Zunächst muss man mal beobachten können und man muss auch sensibel sein, man muss zuschauen und hören und man muss auch ein Gefühl entwickeln, was wichtig ist, was will ich sagen, was will ich erzählen, was will ich zeigen… und die Form wird sich dann schon finden. Und man darf sich auf sich selbst verlassen. Man darf nicht an den Zuschauer denken. Man darf nicht dran denken: Wenn ich das so oder so mache, dann habe ich möglicherweise mehr Zuschauer. Das ist alles falsch. Nur das eigene Empfinden zählt und an das muss man glauben. 

Ulrich Seidl Interview Paul Rieth

Ulrich Seidl ist ein österreichischer Filmregisseur, Drehbuchautor und Produzent. Er wuchs im niederösterreichischen Horn auf. Im Anschluss and sein Studium der Publizistik und Theaterwissenschaften, studierte er an der Filmakademie Wien. Für Dokumentarfilme wie Good News, Tierische Liebe, Models oder Jesus, du weißt erhielt er zahlreiche internationale Auszeichnungen.

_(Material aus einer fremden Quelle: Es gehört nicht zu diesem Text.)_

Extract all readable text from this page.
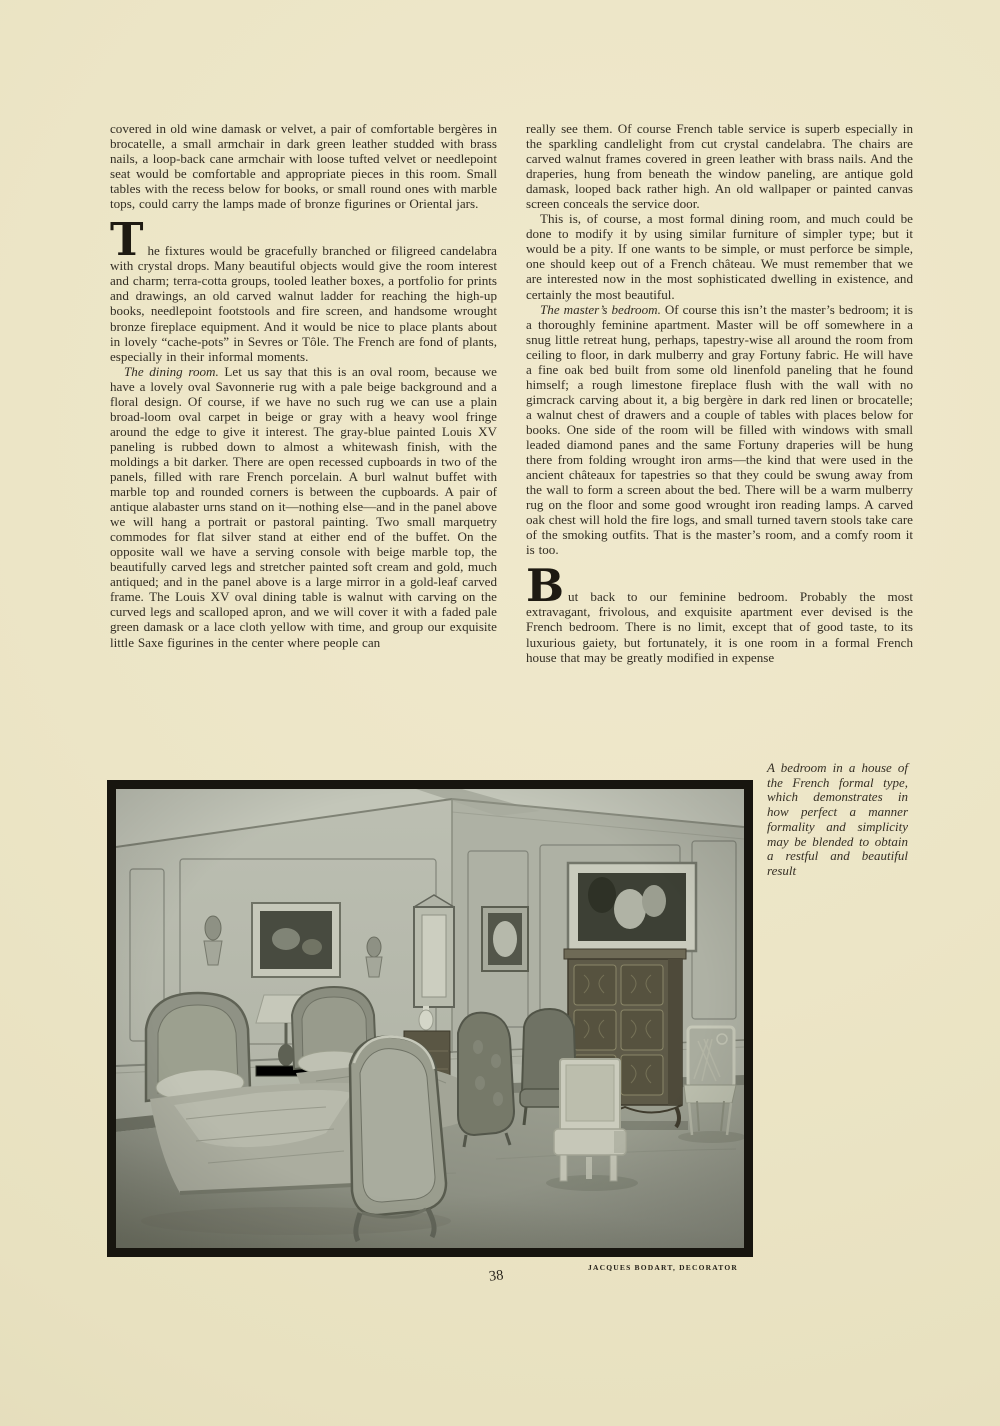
covered in old wine damask or velvet, a pair of comfortable bergères in brocatelle, a small armchair in dark green leather studded with brass nails, a loop-back cane armchair with loose tufted velvet or needlepoint seat would be comfortable and appropriate pieces in this room. Small tables with the recess below for books, or small round ones with marble tops, could carry the lamps made of bronze figurines or Oriental jars.

The fixtures would be gracefully branched or filigreed candelabra with crystal drops. Many beautiful objects would give the room interest and charm; terra-cotta groups, tooled leather boxes, a portfolio for prints and drawings, an old carved walnut ladder for reaching the high-up books, needlepoint footstools and fire screen, and handsome wrought bronze fireplace equipment. And it would be nice to place plants about in lovely “cache-pots” in Sevres or Tôle. The French are fond of plants, especially in their informal moments.

The dining room. Let us say that this is an oval room, because we have a lovely oval Savonnerie rug with a pale beige background and a floral design. Of course, if we have no such rug we can use a plain broad-loom oval carpet in beige or gray with a heavy wool fringe around the edge to give it interest. The gray-blue painted Louis XV paneling is rubbed down to almost a whitewash finish, with the moldings a bit darker. There are open recessed cupboards in two of the panels, filled with rare French porcelain. A burl walnut buffet with marble top and rounded corners is between the cupboards. A pair of antique alabaster urns stand on it—nothing else—and in the panel above we will hang a portrait or pastoral painting. Two small marquetry commodes for flat silver stand at either end of the buffet. On the opposite wall we have a serving console with beige marble top, the beautifully carved legs and stretcher painted soft cream and gold, much antiqued; and in the panel above is a large mirror in a gold-leaf carved frame. The Louis XV oval dining table is walnut with carving on the curved legs and scalloped apron, and we will cover it with a faded pale green damask or a lace cloth yellow with time, and group our exquisite little Saxe figurines in the center where people can

really see them. Of course French table service is superb especially in the sparkling candlelight from cut crystal candelabra. The chairs are carved walnut frames covered in green leather with brass nails. And the draperies, hung from beneath the window paneling, are antique gold damask, looped back rather high. An old wallpaper or painted canvas screen conceals the service door.

This is, of course, a most formal dining room, and much could be done to modify it by using similar furniture of simpler type; but it would be a pity. If one wants to be simple, or must perforce be simple, one should keep out of a French château. We must remember that we are interested now in the most sophisticated dwelling in existence, and certainly the most beautiful.

The master’s bedroom. Of course this isn’t the master’s bedroom; it is a thoroughly feminine apartment. Master will be off somewhere in a snug little retreat hung, perhaps, tapestry-wise all around the room from ceiling to floor, in dark mulberry and gray Fortuny fabric. He will have a fine oak bed built from some old linenfold paneling that he found himself; a rough limestone fireplace flush with the wall with no gimcrack carving about it, a big bergère in dark red linen or brocatelle; a walnut chest of drawers and a couple of tables with places below for books. One side of the room will be filled with windows with small leaded diamond panes and the same Fortuny draperies will be hung there from folding wrought iron arms—the kind that were used in the ancient châteaux for tapestries so that they could be swung away from the wall to form a screen about the bed. There will be a warm mulberry rug on the floor and some good wrought iron reading lamps. A carved oak chest will hold the fire logs, and small turned tavern stools take care of the smoking outfits. That is the master’s room, and a comfy room it is too.

But back to our feminine bedroom. Probably the most extravagant, frivolous, and exquisite apartment ever devised is the French bedroom. There is no limit, except that of good taste, to its luxurious gaiety, but fortunately, it is one room in a formal French house that may be greatly modified in expense

A bedroom in a house of the French formal type, which demonstrates in how perfect a manner formality and simplicity may be blended to obtain a restful and beautiful result
JACQUES BODART, DECORATOR
38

Im Frühjahr 2012 feierte sein Film “PARADIES: Liebe” bei den internationalen Filmfestspielen in Cannes Premiere. “PARADIES: Glaube”, der zweite Teil der Trilogie, wurde im Wettbewerb des 69. Film Festivals von Venedig mit dem Spezialpreis der Jury ausgezeichnet. Der dritte Film der Reihe “PARADIES: Glaube” prämierte auf der Berlinale 2013.